Bousculée jusqu’au bout par un Sénégal ranimé par le doublé d’Ismaïla Sarr, la Norvège s’impose (3-2) et valide sa qualification pour les seizièmes de finale. Les Lions de la Teranga payent trop cher leurs cadeaux défensifs et se retrouvent au bord de l’élimination.
Norvège 3-2 Sénégal
Buts : Pedersen (43e), Haaland (48e, 58e) pour les Vikings // I. Sarr (53e, 90e+3) pour les Lions de la Teranga
Pas d’orage dans le New Jersey, mais une belle tempête sous les crânes sénégalais. Le Sénégal avait besoin de points, d’air, d’un match propre. Il a surtout offert des munitions à une Norvège trop grande, trop lourde, trop clinique par séquences. Malgré deux piqûres d’Ismaïla Sarr et une fin de match à faire ramer le drakkar, les Scandinaves compostent leur ticket pour les seizièmes et laissent les Lions avec un pied et demi au bord du vide.

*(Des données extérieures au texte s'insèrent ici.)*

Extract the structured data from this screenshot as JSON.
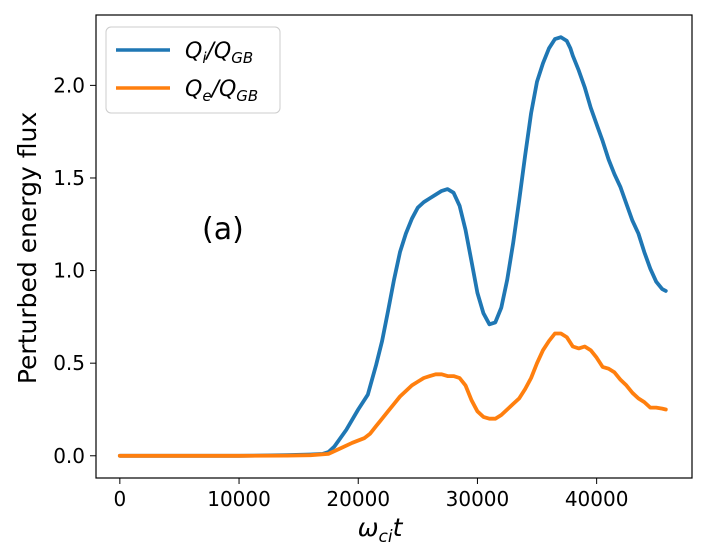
{
  "chart_data": {
    "type": "line",
    "xlabel": "ωcit",
    "ylabel": "Perturbed energy flux",
    "xlim": [
      -2000,
      48000
    ],
    "ylim": [
      -0.12,
      2.38
    ],
    "xticks": [
      0,
      10000,
      20000,
      30000,
      40000
    ],
    "xtick_labels": [
      "0",
      "10000",
      "20000",
      "30000",
      "40000"
    ],
    "yticks": [
      0.0,
      0.5,
      1.0,
      1.5,
      2.0
    ],
    "ytick_labels": [
      "0.0",
      "0.5",
      "1.0",
      "1.5",
      "2.0"
    ],
    "grid": false,
    "legend_position": "upper-left",
    "annotation": "(a)",
    "series": [
      {
        "name": "Qi/QGB",
        "color": "#1f77b4",
        "x": [
          0,
          5000,
          10000,
          14000,
          16000,
          17000,
          17500,
          18000,
          19000,
          20000,
          20800,
          21500,
          22000,
          22500,
          23000,
          23500,
          24000,
          24500,
          25000,
          25500,
          26000,
          26500,
          27000,
          27500,
          28000,
          28500,
          29000,
          29500,
          30000,
          30500,
          31000,
          31500,
          32000,
          32500,
          33000,
          33500,
          34000,
          34500,
          35000,
          35500,
          36000,
          36500,
          37000,
          37500,
          37800,
          38000,
          38500,
          39000,
          39500,
          40000,
          40500,
          41000,
          41500,
          42000,
          42500,
          43000,
          43500,
          44000,
          44500,
          45000,
          45500,
          45800
        ],
        "y": [
          0,
          0,
          0,
          0.003,
          0.007,
          0.01,
          0.02,
          0.05,
          0.14,
          0.25,
          0.33,
          0.49,
          0.62,
          0.78,
          0.95,
          1.1,
          1.2,
          1.28,
          1.34,
          1.37,
          1.39,
          1.41,
          1.43,
          1.44,
          1.42,
          1.35,
          1.22,
          1.05,
          0.88,
          0.77,
          0.71,
          0.72,
          0.8,
          0.95,
          1.15,
          1.38,
          1.62,
          1.85,
          2.02,
          2.12,
          2.2,
          2.25,
          2.26,
          2.24,
          2.2,
          2.16,
          2.08,
          1.99,
          1.88,
          1.79,
          1.7,
          1.6,
          1.52,
          1.45,
          1.36,
          1.27,
          1.2,
          1.1,
          1.01,
          0.94,
          0.9,
          0.89
        ]
      },
      {
        "name": "Qe/QGB",
        "color": "#ff7f0e",
        "x": [
          0,
          5000,
          10000,
          14000,
          16000,
          17500,
          18500,
          19500,
          20500,
          21000,
          21500,
          22000,
          22500,
          23000,
          23500,
          24000,
          24500,
          25000,
          25500,
          26000,
          26500,
          27000,
          27500,
          28000,
          28500,
          29000,
          29500,
          30000,
          30500,
          31000,
          31500,
          32000,
          32500,
          33000,
          33500,
          34000,
          34500,
          35000,
          35500,
          36000,
          36500,
          37000,
          37500,
          38000,
          38500,
          39000,
          39500,
          40000,
          40500,
          41000,
          41500,
          42000,
          42500,
          43000,
          43500,
          44000,
          44500,
          45000,
          45500,
          45800
        ],
        "y": [
          0,
          0,
          0,
          0.001,
          0.003,
          0.01,
          0.04,
          0.07,
          0.095,
          0.12,
          0.16,
          0.2,
          0.24,
          0.28,
          0.32,
          0.35,
          0.38,
          0.4,
          0.42,
          0.43,
          0.44,
          0.44,
          0.43,
          0.43,
          0.42,
          0.38,
          0.3,
          0.24,
          0.21,
          0.2,
          0.2,
          0.22,
          0.25,
          0.28,
          0.31,
          0.36,
          0.42,
          0.5,
          0.57,
          0.62,
          0.66,
          0.66,
          0.64,
          0.59,
          0.58,
          0.59,
          0.57,
          0.53,
          0.48,
          0.47,
          0.45,
          0.41,
          0.38,
          0.34,
          0.31,
          0.29,
          0.26,
          0.26,
          0.255,
          0.25
        ]
      }
    ]
  }
}
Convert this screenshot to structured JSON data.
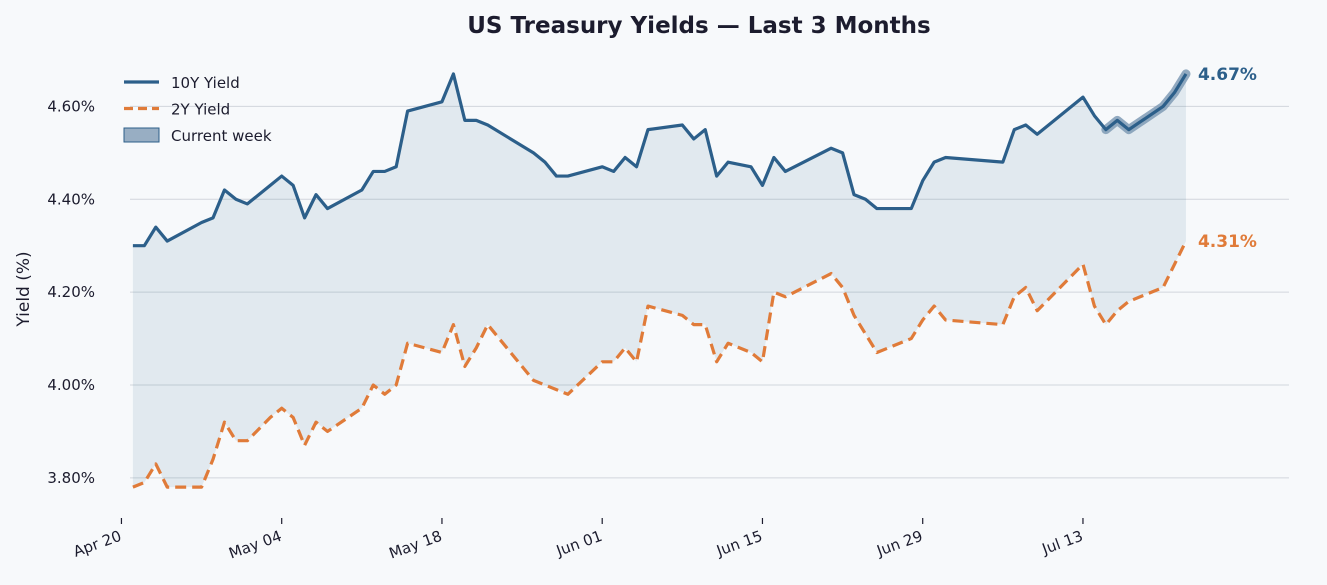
{
  "chart_data": {
    "type": "line",
    "title": "US Treasury Yields — Last 3 Months",
    "xlabel": "",
    "ylabel": "Yield (%)",
    "ylim": [
      3.72,
      4.7
    ],
    "yticks": [
      3.8,
      4.0,
      4.2,
      4.4,
      4.6
    ],
    "ytick_labels": [
      "3.80%",
      "4.00%",
      "4.20%",
      "4.40%",
      "4.60%"
    ],
    "xlim": [
      "2024-04-19",
      "2024-07-31"
    ],
    "xticks": [
      "2024-04-20",
      "2024-05-04",
      "2024-05-18",
      "2024-06-01",
      "2024-06-15",
      "2024-06-29",
      "2024-07-13"
    ],
    "xtick_labels": [
      "Apr 20",
      "May 04",
      "May 18",
      "Jun 01",
      "Jun 15",
      "Jun 29",
      "Jul 13"
    ],
    "grid": "horizontal",
    "legend_position": "top-left",
    "x": [
      "2024-04-21",
      "2024-04-22",
      "2024-04-23",
      "2024-04-24",
      "2024-04-27",
      "2024-04-28",
      "2024-04-29",
      "2024-04-30",
      "2024-05-01",
      "2024-05-03",
      "2024-05-04",
      "2024-05-05",
      "2024-05-06",
      "2024-05-07",
      "2024-05-08",
      "2024-05-11",
      "2024-05-12",
      "2024-05-13",
      "2024-05-14",
      "2024-05-15",
      "2024-05-18",
      "2024-05-19",
      "2024-05-20",
      "2024-05-21",
      "2024-05-22",
      "2024-05-26",
      "2024-05-27",
      "2024-05-28",
      "2024-05-29",
      "2024-06-01",
      "2024-06-02",
      "2024-06-03",
      "2024-06-04",
      "2024-06-05",
      "2024-06-08",
      "2024-06-09",
      "2024-06-10",
      "2024-06-11",
      "2024-06-12",
      "2024-06-14",
      "2024-06-15",
      "2024-06-16",
      "2024-06-17",
      "2024-06-21",
      "2024-06-22",
      "2024-06-23",
      "2024-06-24",
      "2024-06-25",
      "2024-06-28",
      "2024-06-29",
      "2024-06-30",
      "2024-07-01",
      "2024-07-06",
      "2024-07-07",
      "2024-07-08",
      "2024-07-09",
      "2024-07-13",
      "2024-07-14",
      "2024-07-15",
      "2024-07-16",
      "2024-07-17",
      "2024-07-20",
      "2024-07-21",
      "2024-07-22"
    ],
    "series": [
      {
        "name": "10Y Yield",
        "color": "#2c5f8a",
        "style": "solid",
        "end_label": "4.67%",
        "values": [
          4.3,
          4.3,
          4.34,
          4.31,
          4.35,
          4.36,
          4.42,
          4.4,
          4.39,
          4.43,
          4.45,
          4.43,
          4.36,
          4.41,
          4.38,
          4.42,
          4.46,
          4.46,
          4.47,
          4.59,
          4.61,
          4.67,
          4.57,
          4.57,
          4.56,
          4.5,
          4.48,
          4.45,
          4.45,
          4.47,
          4.46,
          4.49,
          4.47,
          4.55,
          4.56,
          4.53,
          4.55,
          4.45,
          4.48,
          4.47,
          4.43,
          4.49,
          4.46,
          4.51,
          4.5,
          4.41,
          4.4,
          4.38,
          4.38,
          4.44,
          4.48,
          4.49,
          4.48,
          4.55,
          4.56,
          4.54,
          4.62,
          4.58,
          4.55,
          4.57,
          4.55,
          4.6,
          4.63,
          4.67
        ]
      },
      {
        "name": "2Y Yield",
        "color": "#e07b39",
        "style": "dashed",
        "end_label": "4.31%",
        "values": [
          3.78,
          3.79,
          3.83,
          3.78,
          3.78,
          3.84,
          3.92,
          3.88,
          3.88,
          3.93,
          3.95,
          3.93,
          3.87,
          3.92,
          3.9,
          3.95,
          4.0,
          3.98,
          4.0,
          4.09,
          4.07,
          4.13,
          4.04,
          4.08,
          4.13,
          4.01,
          4.0,
          3.99,
          3.98,
          4.05,
          4.05,
          4.08,
          4.05,
          4.17,
          4.15,
          4.13,
          4.13,
          4.05,
          4.09,
          4.07,
          4.05,
          4.2,
          4.19,
          4.24,
          4.21,
          4.15,
          4.11,
          4.07,
          4.1,
          4.14,
          4.17,
          4.14,
          4.13,
          4.19,
          4.21,
          4.16,
          4.26,
          4.17,
          4.13,
          4.16,
          4.18,
          4.21,
          4.26,
          4.31
        ]
      }
    ],
    "spread_fill": {
      "between": [
        "10Y Yield",
        "2Y Yield"
      ],
      "color": "#2c5f8a",
      "opacity": 0.1
    },
    "highlight": {
      "name": "Current week",
      "series": "10Y Yield",
      "from": "2024-07-15",
      "to": "2024-07-22",
      "color": "#7f9bb5"
    },
    "legend": [
      "10Y Yield",
      "2Y Yield",
      "Current week"
    ]
  }
}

Pedersen, le remplaçant qui tombe à pic
Le début donne vite l’impression que le Sénégal va passer sa soirée à défendre des centres venus de partout. Quatre corners norvégiens en quelques minutes, des latéraux qui dédoublent, des grands machins qui montent dans la surface et Édouard Mendy déjà obligé de sortir une parade énorme devant Kristofer Ajer. La Norvège pousse, le Sénégal plie, puis reprend un peu de ballon. Les hommes en blanc cherchent la profondeur pour profiter de la lourdeur de la charnière scandinave, sans pour autant parvenir à transformer leurs intentions en vraies frappes. En face, Martin Ødegaard rappelle que le danger peut revenir à tout moment, forçant encore Mendy à briller une nouvelle fois.
Le gardien sénégalais repousse tout, jusqu’à ce que son capitaine décide de lui compliquer la vie. Kalidou Koulibaly, en mode cadeau d’entreprise, offre un ballon plein axe à Marcus Holmgren Pedersen, entré dès la 13e minute après la blessure de Julian Ryerson. Le latéral cadre, Mendy n’a pas la main assez ferme et le remplaçant marque son premier but en sélection au meilleur moment possible (1-0, 43e). Juste avant la pause, Haaland manque même le break sur un ballon offert par Mendy, mais trouve le poteau face au but vide, avant de tomber de nouveau sur le portier sénégalais.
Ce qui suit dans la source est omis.